Auch ein paar Kneipen in Kornwestheim übertragen das Spiel. Der Betreiber des „Zum Brünnle“, Marcel Demirok, will auf jeden Fall im Außenbereich eine Übertragung anbieten. „Ich habe mir aber noch keine Gedanken gemacht, weil bis vor wenigen Tagen noch nicht absehbar war, ob wir abends um neun überhaupt noch offen haben“, sagt er.

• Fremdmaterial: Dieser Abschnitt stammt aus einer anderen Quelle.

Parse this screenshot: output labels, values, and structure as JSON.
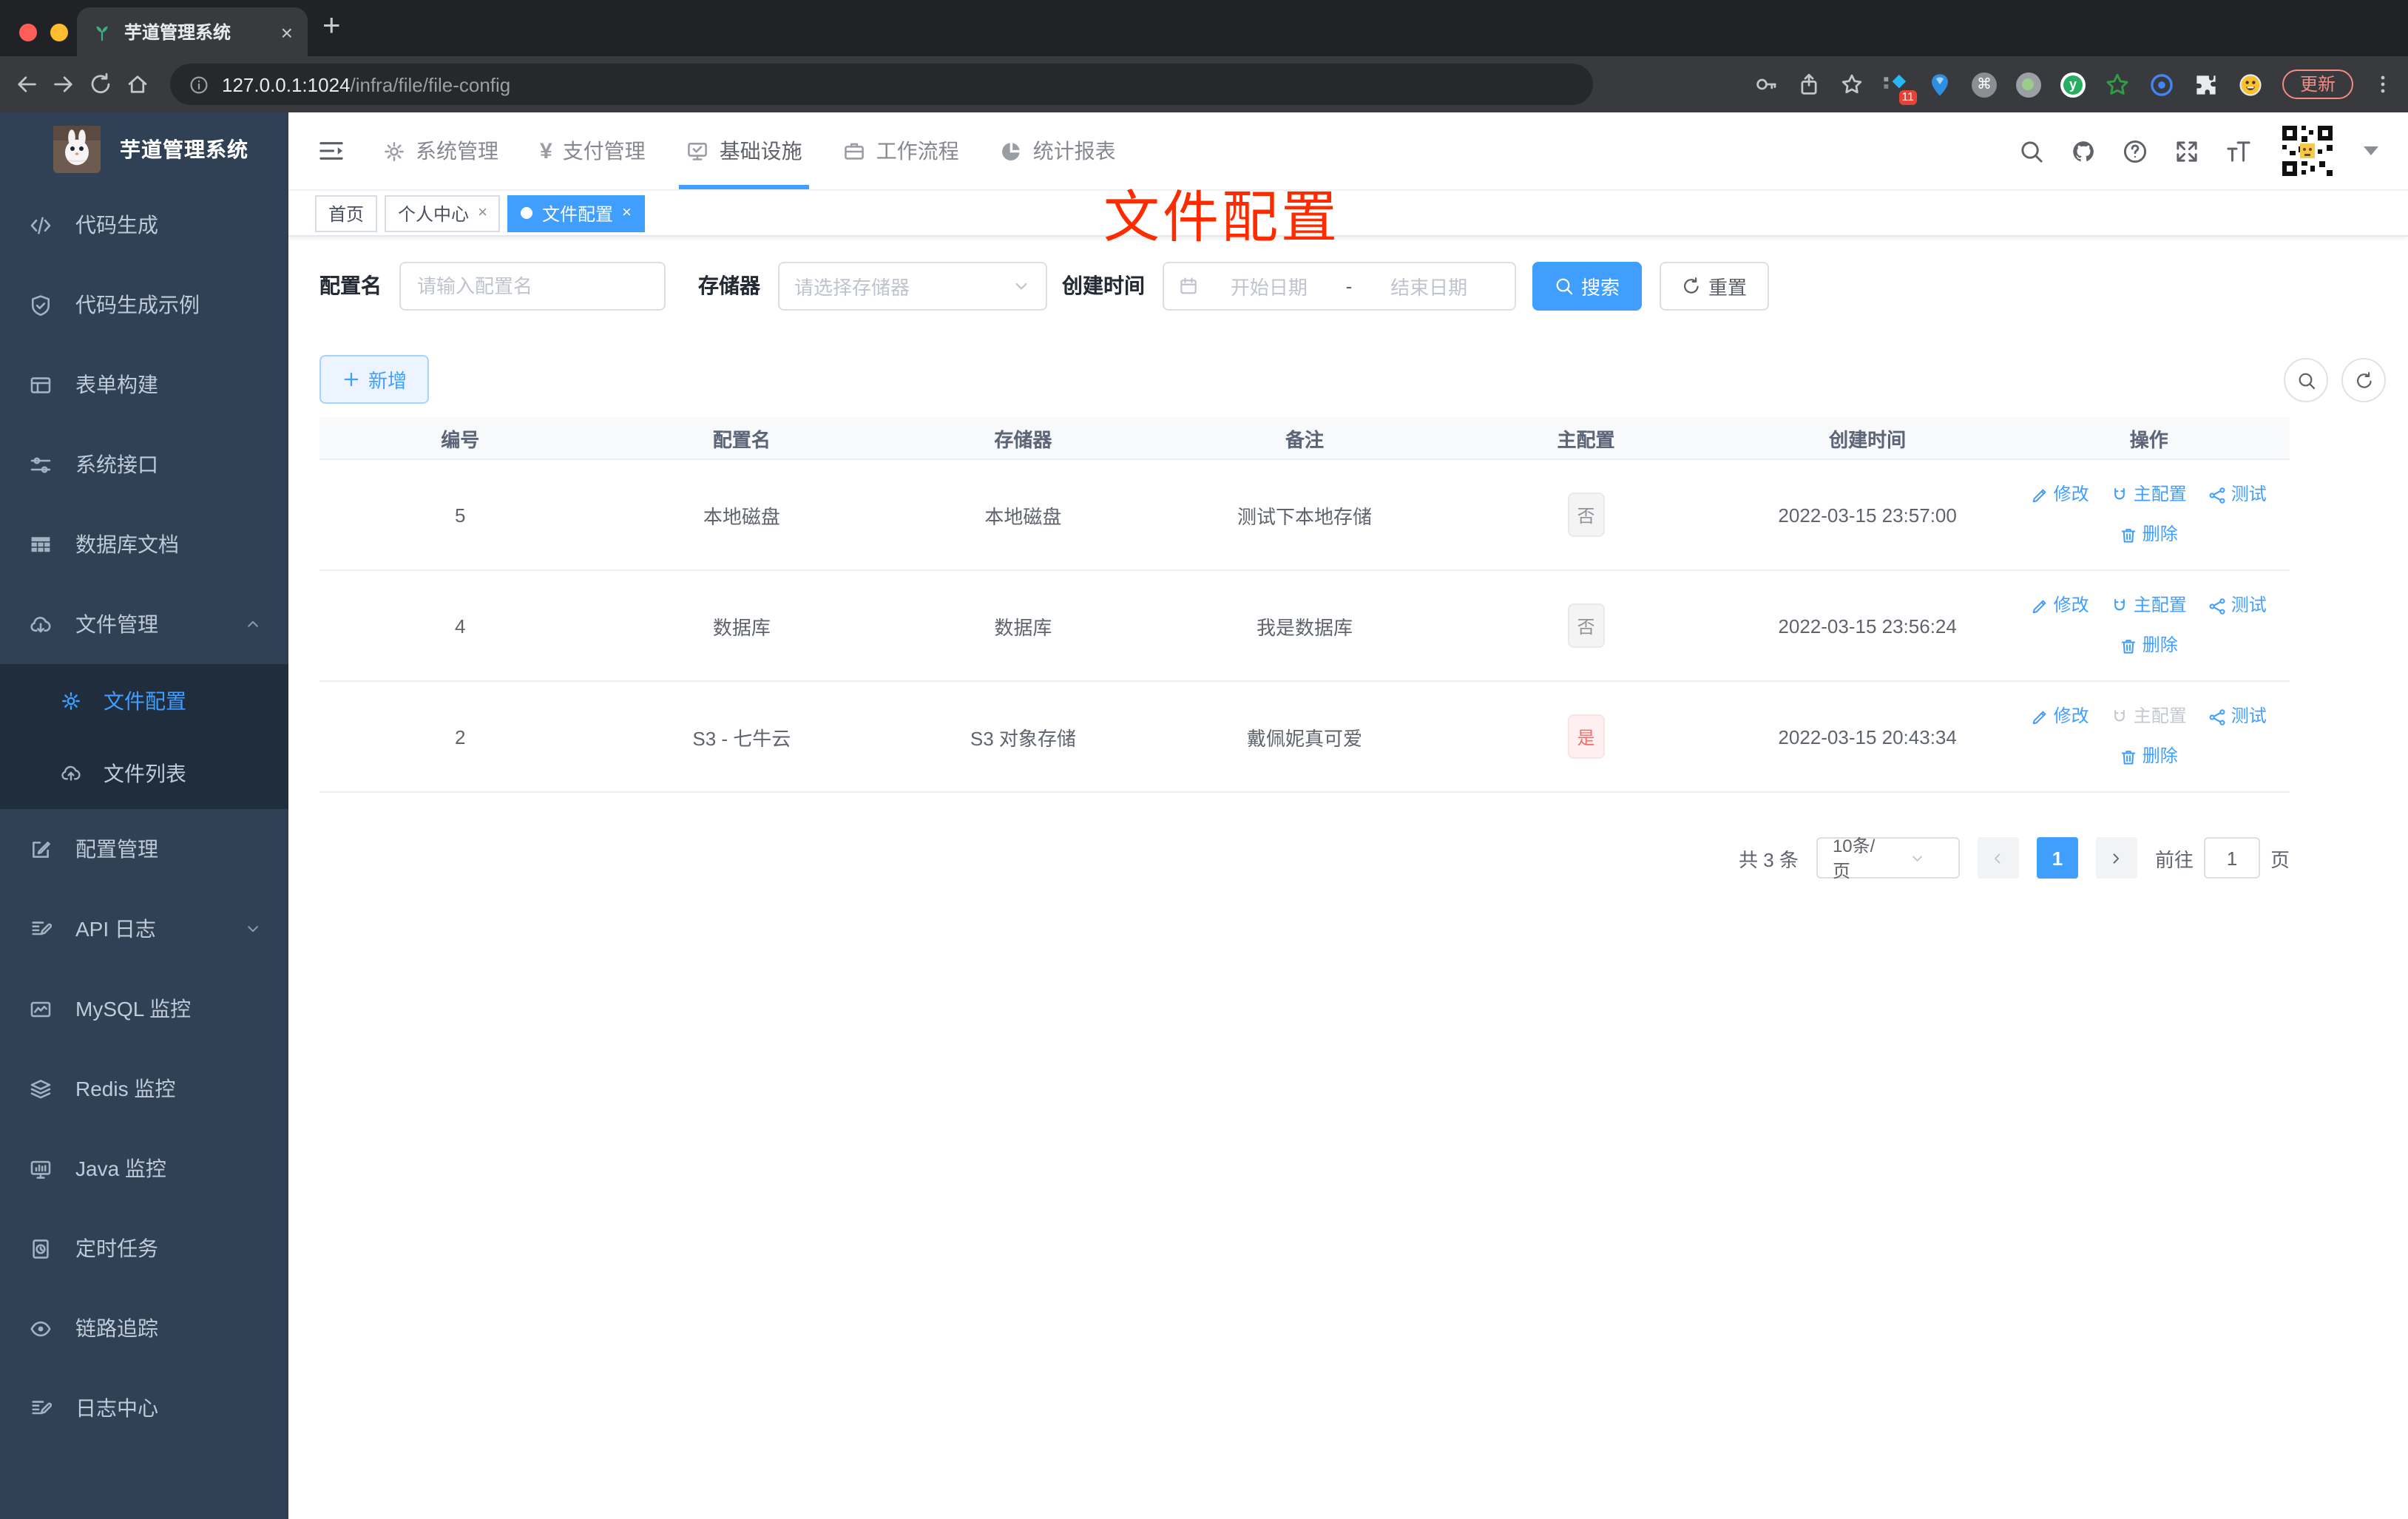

„Richtiges“ Public Viewing gibt es in Ludwigsburg noch nicht

Bei der Stadt Ludwigsburg ging bisher nur ein Antrag auf eine Public-Viewing-Veranstaltung ein, der zurzeit noch geprüft wird. Heinz Mayer, Leiter des Ordnungsamtes, erklärt aber: „Solange in der Gastronomie das Essen im Vordergrund steht und die üblichen Corona-Regeln eingehalten werden, ist es kein Problem, wenn dort Fernseher zur Übertragung aufgestellt werden.“ Das sei nicht genehmigungspflichtig.

Von dieser Möglichkeit machen einige Ludwigsburger Wirte Gebrauch. So teilt Andreas Rothacker mit, man zeige das Spiel im Rossknecht am Reithausplatz auf einem Fernseher sowie im Frida y Diego – das ehemalige Rossknecht im Sudhaus – auf einer Großbildleinwand. Im Uferstüble in Ludwigsburg-Hoheneck gibt es ebenfalls Pläne: Das Telefon stand hier in den vergangenen Tagen kaum still, viele Fußballfans wollten wissen, ob es wieder die Möglichkeit gibt, die Deutschlandspiele im Garten unweit des Neckars zu sehen.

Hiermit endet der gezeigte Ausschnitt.